L’ansia è una di quelle problematiche che sono diffuse in tutto il mondo: addirittura, pare che ben il 10% dell’intera popolazione ne venga colpito. È chiaro che tanto è legato anche a quello che si consuma ogni giorno. Un nuovissimo studio realizzato mediante il Canadian Longitudinal Study on Aging, ha svelato come le persone adulte che consumano un ridotto quantitativo di frutta e di verdura hanno più alte probabilità di soffrire d’ansia.

Per quanti sono soliti mangiare meno di tre porzioni di frutta e di verdura ogni giorno, la probabilità di dover affrontare una diagnosi legata a un disturbo d’ansia è pari al 24%. È quanto è stato raccontato da parte della ricercatrice che ha guidato lo studio, ovvero Karen Davison, che lavora presso il Politecnico di Kwantlen.

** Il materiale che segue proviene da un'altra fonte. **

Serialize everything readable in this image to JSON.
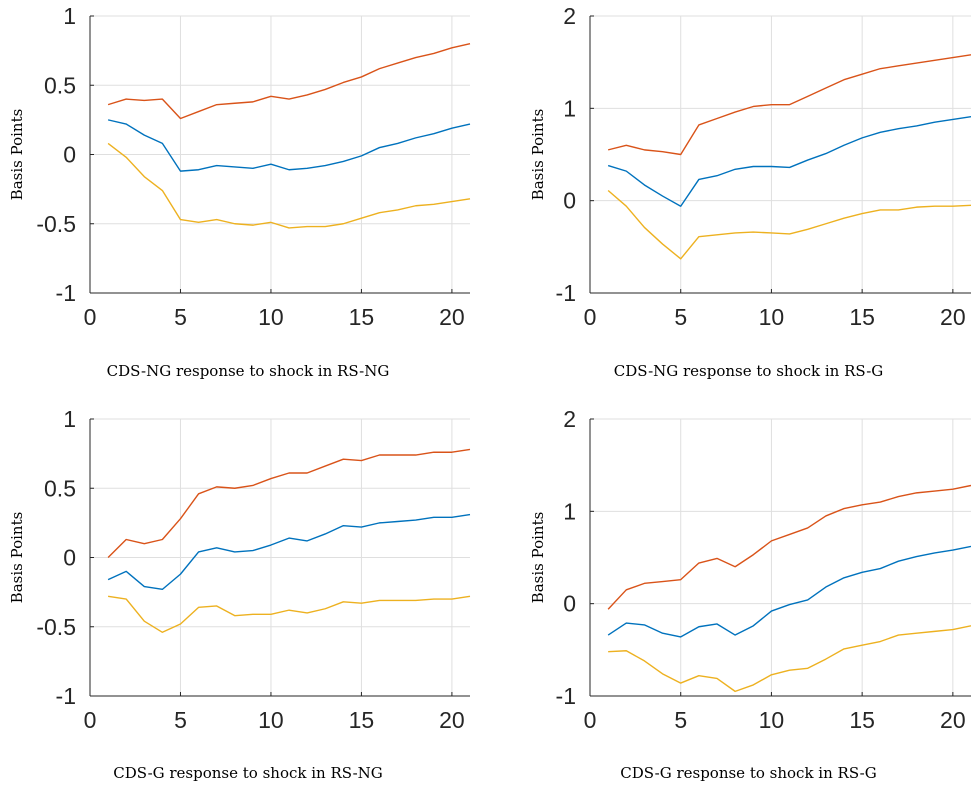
{
  "colors": {
    "upper": "#d95319",
    "median": "#0072bd",
    "lower": "#edb120",
    "grid": "#dfdfdf",
    "axis": "#262626"
  },
  "chart_data": [
    {
      "type": "line",
      "caption": "CDS-NG response to shock in RS-NG",
      "ylabel": "Basis Points",
      "xlim": [
        0,
        21
      ],
      "ylim": [
        -1,
        1
      ],
      "xticks": [
        0,
        5,
        10,
        15,
        20
      ],
      "xtick_labels": [
        "0",
        "5",
        "10",
        "15",
        "20"
      ],
      "yticks": [
        -1,
        -0.5,
        0,
        0.5,
        1
      ],
      "ytick_labels": [
        "-1",
        "-0.5",
        "0",
        "0.5",
        "1"
      ],
      "grid": true,
      "x": [
        1,
        2,
        3,
        4,
        5,
        6,
        7,
        8,
        9,
        10,
        11,
        12,
        13,
        14,
        15,
        16,
        17,
        18,
        19,
        20,
        21
      ],
      "series": [
        {
          "color_key": "upper",
          "values": [
            0.36,
            0.4,
            0.39,
            0.4,
            0.26,
            0.31,
            0.36,
            0.37,
            0.38,
            0.42,
            0.4,
            0.43,
            0.47,
            0.52,
            0.56,
            0.62,
            0.66,
            0.7,
            0.73,
            0.77,
            0.8
          ]
        },
        {
          "color_key": "median",
          "values": [
            0.25,
            0.22,
            0.14,
            0.08,
            -0.12,
            -0.11,
            -0.08,
            -0.09,
            -0.1,
            -0.07,
            -0.11,
            -0.1,
            -0.08,
            -0.05,
            -0.01,
            0.05,
            0.08,
            0.12,
            0.15,
            0.19,
            0.22
          ]
        },
        {
          "color_key": "lower",
          "values": [
            0.08,
            -0.02,
            -0.16,
            -0.26,
            -0.47,
            -0.49,
            -0.47,
            -0.5,
            -0.51,
            -0.49,
            -0.53,
            -0.52,
            -0.52,
            -0.5,
            -0.46,
            -0.42,
            -0.4,
            -0.37,
            -0.36,
            -0.34,
            -0.32
          ]
        }
      ]
    },
    {
      "type": "line",
      "caption": "CDS-NG response to shock in RS-G",
      "ylabel": "Basis Points",
      "xlim": [
        0,
        21
      ],
      "ylim": [
        -1,
        2
      ],
      "xticks": [
        0,
        5,
        10,
        15,
        20
      ],
      "xtick_labels": [
        "0",
        "5",
        "10",
        "15",
        "20"
      ],
      "yticks": [
        -1,
        0,
        1,
        2
      ],
      "ytick_labels": [
        "-1",
        "0",
        "1",
        "2"
      ],
      "grid": true,
      "x": [
        1,
        2,
        3,
        4,
        5,
        6,
        7,
        8,
        9,
        10,
        11,
        12,
        13,
        14,
        15,
        16,
        17,
        18,
        19,
        20,
        21
      ],
      "series": [
        {
          "color_key": "upper",
          "values": [
            0.55,
            0.6,
            0.55,
            0.53,
            0.5,
            0.82,
            0.89,
            0.96,
            1.02,
            1.04,
            1.04,
            1.13,
            1.22,
            1.31,
            1.37,
            1.43,
            1.46,
            1.49,
            1.52,
            1.55,
            1.58
          ]
        },
        {
          "color_key": "median",
          "values": [
            0.38,
            0.32,
            0.17,
            0.05,
            -0.06,
            0.23,
            0.27,
            0.34,
            0.37,
            0.37,
            0.36,
            0.44,
            0.51,
            0.6,
            0.68,
            0.74,
            0.78,
            0.81,
            0.85,
            0.88,
            0.91
          ]
        },
        {
          "color_key": "lower",
          "values": [
            0.11,
            -0.06,
            -0.29,
            -0.47,
            -0.63,
            -0.39,
            -0.37,
            -0.35,
            -0.34,
            -0.35,
            -0.36,
            -0.31,
            -0.25,
            -0.19,
            -0.14,
            -0.1,
            -0.1,
            -0.07,
            -0.06,
            -0.06,
            -0.05
          ]
        }
      ]
    },
    {
      "type": "line",
      "caption": "CDS-G response to shock in RS-NG",
      "ylabel": "Basis Points",
      "xlim": [
        0,
        21
      ],
      "ylim": [
        -1,
        1
      ],
      "xticks": [
        0,
        5,
        10,
        15,
        20
      ],
      "xtick_labels": [
        "0",
        "5",
        "10",
        "15",
        "20"
      ],
      "yticks": [
        -1,
        -0.5,
        0,
        0.5,
        1
      ],
      "ytick_labels": [
        "-1",
        "-0.5",
        "0",
        "0.5",
        "1"
      ],
      "grid": true,
      "x": [
        1,
        2,
        3,
        4,
        5,
        6,
        7,
        8,
        9,
        10,
        11,
        12,
        13,
        14,
        15,
        16,
        17,
        18,
        19,
        20,
        21
      ],
      "series": [
        {
          "color_key": "upper",
          "values": [
            0.0,
            0.13,
            0.1,
            0.13,
            0.28,
            0.46,
            0.51,
            0.5,
            0.52,
            0.57,
            0.61,
            0.61,
            0.66,
            0.71,
            0.7,
            0.74,
            0.74,
            0.74,
            0.76,
            0.76,
            0.78
          ]
        },
        {
          "color_key": "median",
          "values": [
            -0.16,
            -0.1,
            -0.21,
            -0.23,
            -0.12,
            0.04,
            0.07,
            0.04,
            0.05,
            0.09,
            0.14,
            0.12,
            0.17,
            0.23,
            0.22,
            0.25,
            0.26,
            0.27,
            0.29,
            0.29,
            0.31
          ]
        },
        {
          "color_key": "lower",
          "values": [
            -0.28,
            -0.3,
            -0.46,
            -0.54,
            -0.48,
            -0.36,
            -0.35,
            -0.42,
            -0.41,
            -0.41,
            -0.38,
            -0.4,
            -0.37,
            -0.32,
            -0.33,
            -0.31,
            -0.31,
            -0.31,
            -0.3,
            -0.3,
            -0.28
          ]
        }
      ]
    },
    {
      "type": "line",
      "caption": "CDS-G response to shock in RS-G",
      "ylabel": "Basis Points",
      "xlim": [
        0,
        21
      ],
      "ylim": [
        -1,
        2
      ],
      "xticks": [
        0,
        5,
        10,
        15,
        20
      ],
      "xtick_labels": [
        "0",
        "5",
        "10",
        "15",
        "20"
      ],
      "yticks": [
        -1,
        0,
        1,
        2
      ],
      "ytick_labels": [
        "-1",
        "0",
        "1",
        "2"
      ],
      "grid": true,
      "x": [
        1,
        2,
        3,
        4,
        5,
        6,
        7,
        8,
        9,
        10,
        11,
        12,
        13,
        14,
        15,
        16,
        17,
        18,
        19,
        20,
        21
      ],
      "series": [
        {
          "color_key": "upper",
          "values": [
            -0.06,
            0.15,
            0.22,
            0.24,
            0.26,
            0.44,
            0.49,
            0.4,
            0.53,
            0.68,
            0.75,
            0.82,
            0.95,
            1.03,
            1.07,
            1.1,
            1.16,
            1.2,
            1.22,
            1.24,
            1.28
          ]
        },
        {
          "color_key": "median",
          "values": [
            -0.34,
            -0.21,
            -0.23,
            -0.32,
            -0.36,
            -0.25,
            -0.22,
            -0.34,
            -0.24,
            -0.08,
            -0.01,
            0.04,
            0.18,
            0.28,
            0.34,
            0.38,
            0.46,
            0.51,
            0.55,
            0.58,
            0.62
          ]
        },
        {
          "color_key": "lower",
          "values": [
            -0.52,
            -0.51,
            -0.62,
            -0.76,
            -0.86,
            -0.78,
            -0.81,
            -0.95,
            -0.88,
            -0.77,
            -0.72,
            -0.7,
            -0.6,
            -0.49,
            -0.45,
            -0.41,
            -0.34,
            -0.32,
            -0.3,
            -0.28,
            -0.24
          ]
        }
      ]
    }
  ]
}
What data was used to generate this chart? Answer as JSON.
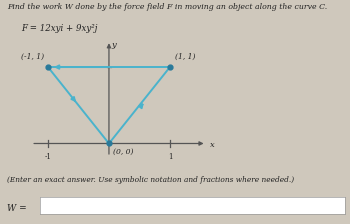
{
  "title_line1": "Find the work W done by the force field F in moving an object along the curve C.",
  "formula_display": "F = 12xyi + 9xy²j",
  "points": {
    "A": [
      -1,
      1
    ],
    "B": [
      1,
      1
    ],
    "C": [
      0,
      0
    ]
  },
  "point_labels": {
    "A": "(-1, 1)",
    "B": "(1, 1)",
    "C": "(0, 0)"
  },
  "curve_color": "#4ab3cc",
  "point_color": "#2a7a9a",
  "axis_color": "#555555",
  "background_color": "#cfc8bc",
  "text_color": "#222222",
  "answer_label": "W =",
  "note": "(Enter an exact answer. Use symbolic notation and fractions where needed.)",
  "xlim": [
    -1.5,
    1.6
  ],
  "ylim": [
    -0.35,
    1.35
  ],
  "xlabel": "x",
  "ylabel": "y",
  "x_ticks": [
    -1,
    1
  ],
  "y_ticks": [
    1
  ]
}
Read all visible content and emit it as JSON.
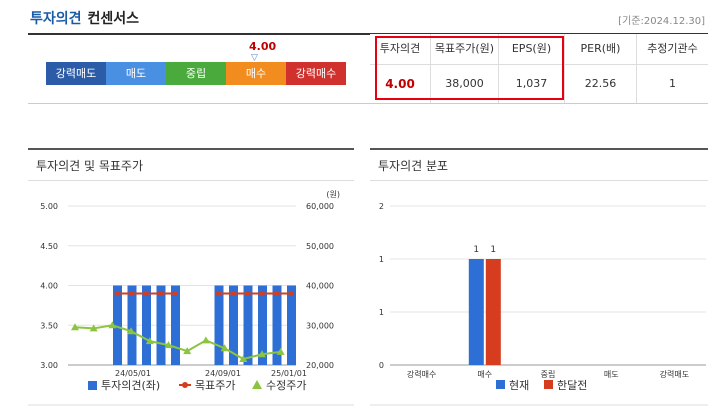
{
  "header": {
    "title": "투자의견",
    "subtitle": "컨센서스",
    "date": "[기준:2024.12.30]"
  },
  "scale": {
    "current_value": "4.00",
    "current_marker": "▽",
    "position_fraction": 0.7,
    "segments": [
      {
        "label": "강력매도",
        "color": "#2c5ca8"
      },
      {
        "label": "매도",
        "color": "#4a90e2"
      },
      {
        "label": "중립",
        "color": "#4aab3c"
      },
      {
        "label": "매수",
        "color": "#f28c1e"
      },
      {
        "label": "강력매수",
        "color": "#d0312d"
      }
    ]
  },
  "table": {
    "headers": [
      "투자의견",
      "목표주가(원)",
      "EPS(원)",
      "PER(배)",
      "추정기관수"
    ],
    "values": [
      "4.00",
      "38,000",
      "1,037",
      "22.56",
      "1"
    ]
  },
  "panel_left": {
    "title": "투자의견 및 목표주가"
  },
  "panel_right": {
    "title": "투자의견 분포"
  },
  "chart_data": [
    {
      "type": "bar",
      "title": "투자의견 및 목표주가",
      "x_tick_labels": [
        "24/05/01",
        "24/09/01",
        "25/01/01"
      ],
      "y_left_ticks": [
        "5.00",
        "4.50",
        "4.00",
        "3.50",
        "3.00"
      ],
      "y_left_range": [
        3.0,
        5.0
      ],
      "y_right_ticks": [
        "60,000",
        "50,000",
        "40,000",
        "30,000",
        "20,000"
      ],
      "y_right_range": [
        20000,
        60000
      ],
      "y_right_unit": "(원)",
      "grid": true,
      "legend_position": "bottom",
      "series": [
        {
          "name": "투자의견(좌)",
          "kind": "bar",
          "axis": "left",
          "color": "#2d6fd4",
          "values": [
            null,
            null,
            4,
            4,
            4,
            4,
            4,
            null,
            null,
            4,
            4,
            4,
            4,
            4,
            4
          ]
        },
        {
          "name": "목표주가",
          "kind": "line",
          "axis": "right",
          "color": "#d63c1e",
          "values": [
            null,
            null,
            38000,
            38000,
            38000,
            38000,
            38000,
            null,
            null,
            38000,
            38000,
            38000,
            38000,
            38000,
            38000
          ]
        },
        {
          "name": "수정주가",
          "kind": "line",
          "axis": "right",
          "color": "#8bc43f",
          "values": [
            29500,
            29200,
            30000,
            28500,
            26000,
            25000,
            23500,
            26200,
            24200,
            21500,
            22700,
            23300
          ]
        }
      ]
    },
    {
      "type": "bar",
      "title": "투자의견 분포",
      "categories": [
        "강력매수",
        "매수",
        "중립",
        "매도",
        "강력매도"
      ],
      "ylim": [
        0,
        2
      ],
      "y_ticks": [
        "2",
        "1",
        "1",
        "0"
      ],
      "grid": true,
      "legend_position": "bottom",
      "series": [
        {
          "name": "현재",
          "color": "#2d6fd4",
          "values": [
            0,
            1,
            0,
            0,
            0
          ]
        },
        {
          "name": "한달전",
          "color": "#d63c1e",
          "values": [
            0,
            1,
            0,
            0,
            0
          ]
        }
      ],
      "data_labels": [
        "1",
        "1"
      ]
    }
  ]
}
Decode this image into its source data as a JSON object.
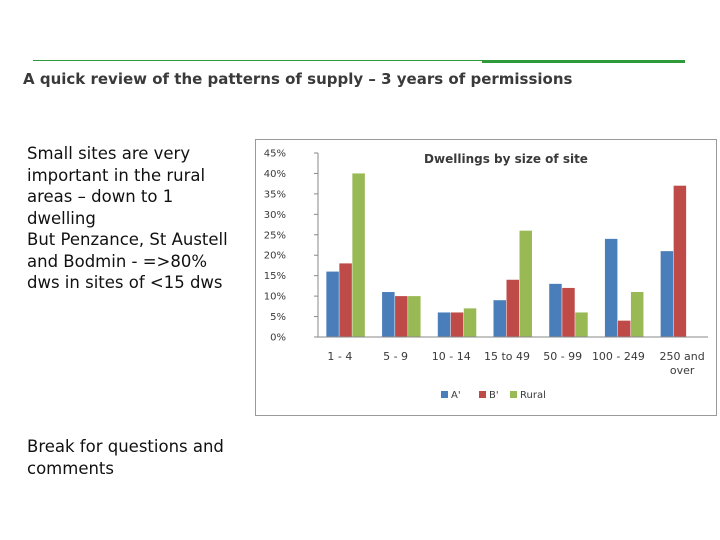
{
  "slide": {
    "title": "A quick review of the patterns of supply – 3 years of permissions",
    "body_lines": [
      "Small sites are very important in the rural areas – down to 1 dwelling",
      "But Penzance, St Austell and Bodmin - =>80% dws in sites of <15 dws"
    ],
    "break_text": "Break for questions and comments",
    "accent_color": "#2f9a3a"
  },
  "chart_data": {
    "type": "bar",
    "title": "Dwellings by size of site",
    "categories": [
      "1 - 4",
      "5 - 9",
      "10 - 14",
      "15 to 49",
      "50 - 99",
      "100 - 249",
      "250 and over"
    ],
    "series": [
      {
        "name": "A'",
        "color": "#4a7ebb",
        "values": [
          16,
          11,
          6,
          9,
          13,
          24,
          21
        ]
      },
      {
        "name": "B'",
        "color": "#be4b48",
        "values": [
          18,
          10,
          6,
          14,
          12,
          4,
          37
        ]
      },
      {
        "name": "Rural",
        "color": "#98b954",
        "values": [
          40,
          10,
          7,
          26,
          6,
          11,
          0
        ]
      }
    ],
    "y_ticks": [
      "0%",
      "5%",
      "10%",
      "15%",
      "20%",
      "25%",
      "30%",
      "35%",
      "40%",
      "45%"
    ],
    "ylim": [
      0,
      45
    ],
    "y_unit": "%",
    "grid": false,
    "legend_position": "bottom"
  }
}
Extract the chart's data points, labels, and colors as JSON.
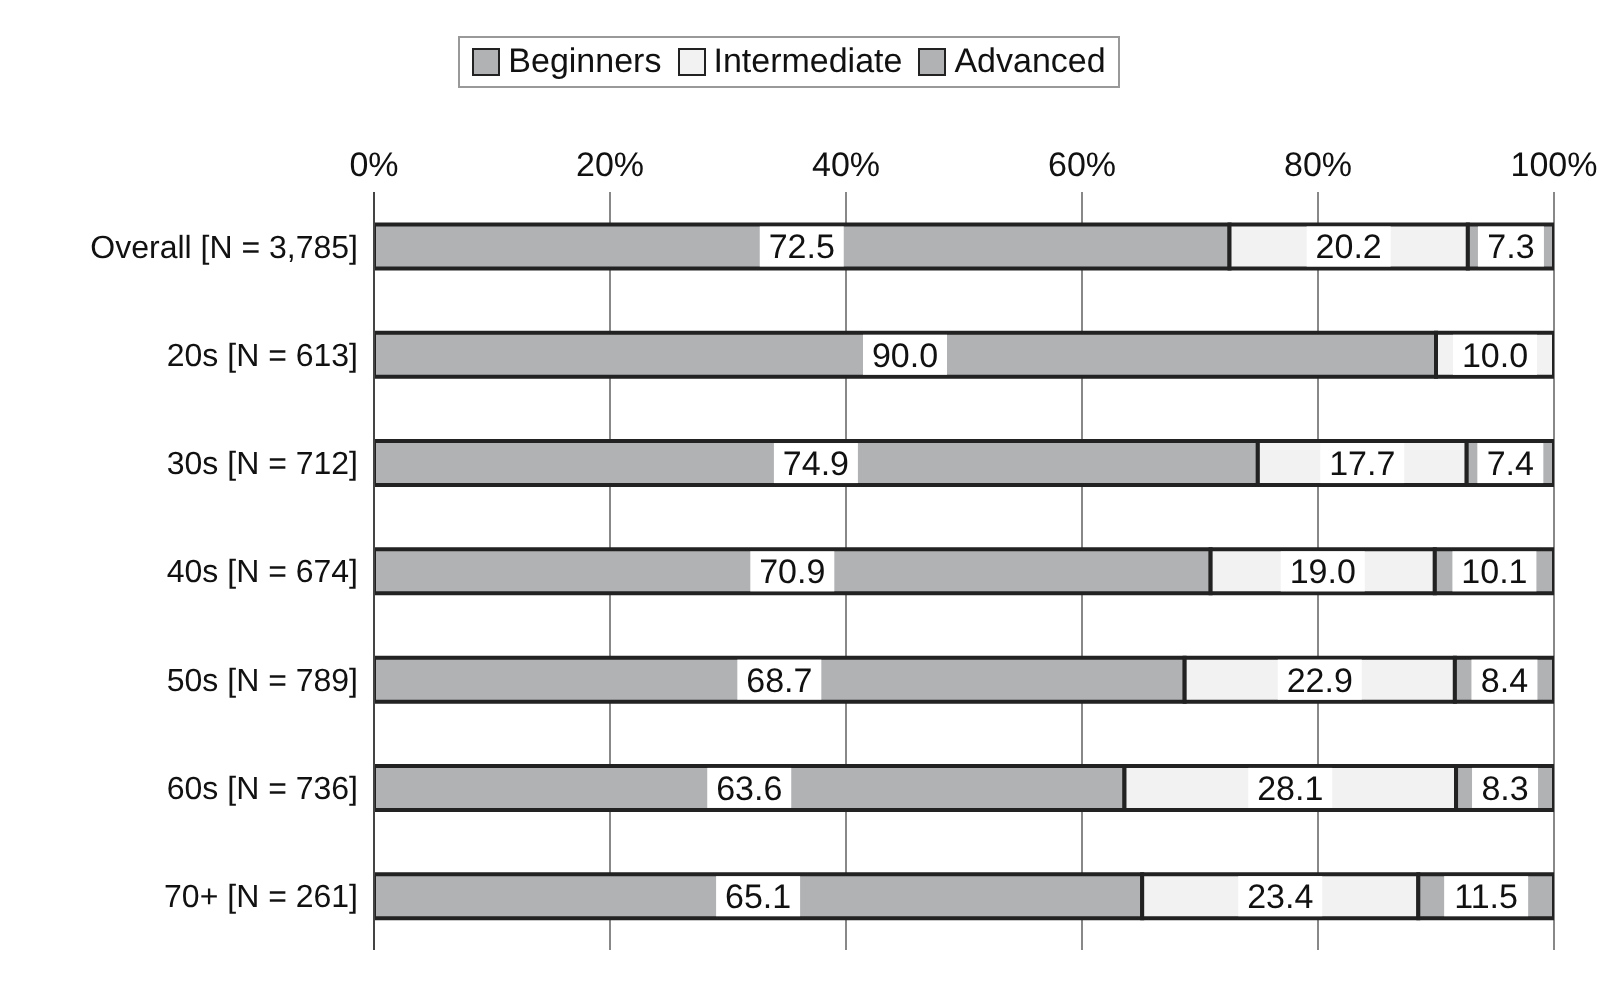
{
  "chart_data": {
    "type": "bar",
    "orientation": "horizontal",
    "stacked": true,
    "categories": [
      "Overall [N = 3,785]",
      "20s [N = 613]",
      "30s [N = 712]",
      "40s [N = 674]",
      "50s [N = 789]",
      "60s [N = 736]",
      "70+ [N = 261]"
    ],
    "series": [
      {
        "name": "Beginners",
        "color": "#b1b2b4",
        "values": [
          72.5,
          90,
          74.9,
          70.9,
          68.7,
          63.6,
          65.1
        ],
        "value_labels": [
          "72.5",
          "90.0",
          "74.9",
          "70.9",
          "68.7",
          "63.6",
          "65.1"
        ]
      },
      {
        "name": "Intermediate",
        "color": "#f2f2f2",
        "values": [
          20.2,
          10,
          17.7,
          19,
          22.9,
          28.1,
          23.4
        ],
        "value_labels": [
          "20.2",
          "10.0",
          "17.7",
          "19.0",
          "22.9",
          "28.1",
          "23.4"
        ]
      },
      {
        "name": "Advanced",
        "color": "#b1b2b4",
        "values": [
          7.3,
          null,
          7.4,
          10.1,
          8.4,
          8.3,
          11.5
        ],
        "value_labels": [
          "7.3",
          null,
          "7.4",
          "10.1",
          "8.4",
          "8.3",
          "11.5"
        ]
      }
    ],
    "xlim": [
      0,
      100
    ],
    "xticks": [
      {
        "value": 0,
        "label": "0%"
      },
      {
        "value": 20,
        "label": "20%"
      },
      {
        "value": 40,
        "label": "40%"
      },
      {
        "value": 60,
        "label": "60%"
      },
      {
        "value": 80,
        "label": "80%"
      },
      {
        "value": 100,
        "label": "100%"
      }
    ],
    "grid": "x",
    "legend": "top"
  }
}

Un risultato, quello a cui sono giunti i ricercatori, che può parzialmente essere d’aiuto per svelare anche i valori correlati con la composizione corporea. Infatti, visto che i livelli di grasso del corpo complessivi, in quanti consumano meno frutta e verdura, hanno subito un incremento superiore al 36%, la probabilità di soffrire di un disturbo d’ansia è parallelamente aumentata di ben più del 70%.

L’incremento del grasso del corpo può avere un legame con un’infiammazione più estesa. Diverse ricerche svolte nell’ultimo periodo hanno messo in evidenza come determinati disturbi d’ansia si possono ricollegare esattamente ad un’infiammazione.

Le figure femminili sono quelle maggiormente colpite da tale problematica. Addirittura, ben una su nove, nello studio, ha sofferto di disturbi d’ansia, in confronto ad una persona su quindici negli uomini. Un risultato che conferma le indicazioni degli studi precedenti, che avevano evidenziati come le donne avessero una maggiore vulnerabilità nei confronti delle problematiche d’ansia in confronto al sesso maschile.

Dallo studio sono emersi altri aspetti molto interessanti: ad esempio, c’è una prevalenza di disturbi d’ansia per chi è sempre stato single rispetto a chi convive. Nel 25% chi ha un reddito familiare più basso di 20 mila dollari annui ha una probabilità doppia di soffrire d’ansia in confronto a chi supera tale soglia.